Model Predictive Control for Aggressive Driving Over Uneven Terrain
Tyler Han, Alex Liu, Anqi Li, Alex Spitzer, Guanya Shi, Byron Boots
TL;DR
This work tackles safe, aggressive autonomous driving over uneven off-road terrain by deriving physics-based traversability constraints from a torque-balance model and integrating them into a parallelizable MPPI planner. The approach yields two key constraints—rollover and ditch handling—that are independent of time and can be evaluated across samples and horizons in real time. The system couples perception-driven elevation maps with a GPU-accelerated MPPI implementation and a low-level PI controller, achieving up to 22% faster completion than a geometry-based baseline while maintaining safety on hills, ditches, and complex courses on a full-scale vehicle. The results demonstrate the practical viability of physics-informed planning for high-speed, unstructured-terrain autonomy and highlight avenues for future improvements in sampling density and dynamic modeling.
Abstract
Terrain traversability in unstructured off-road autonomy has traditionally relied on semantic classification, resource-intensive dynamics models, or purely geometry-based methods to predict vehicle-terrain interactions. While inconsequential at low speeds, uneven terrain subjects our full-scale system to safety-critical challenges at operating speeds of 7--10 m/s. This study focuses particularly on uneven terrain such as hills, banks, and ditches. These common high-risk geometries are capable of disabling the vehicle and causing severe passenger injuries if poorly traversed. We introduce a physics-based framework for identifying traversability constraints on terrain dynamics.
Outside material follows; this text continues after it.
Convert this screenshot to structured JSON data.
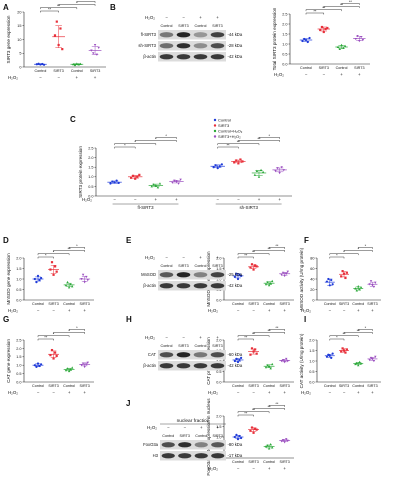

Using this framework, we derive two fundamental constraints, each with a focus on mitigating rollover and ditch-crossing failures while being fully parallelizable in the sample-based Model Predictive Control (MPC) framework. In addition, we present the design of our planning and control system, which implements our parallelized constraints in MPC and utilizes a low-level controller to meet the demands of our aggressive driving without prior information about the environment and its dynamics. Through real-world experimentation and traversal of hills and ditches, we demonstrate that our approach captures fundamental elements of safe and aggressive autonomy over uneven terrain. Our approach improves upon geometry-based methods by completing comprehensive off-road courses up to 22% faster while maintaining safe operation.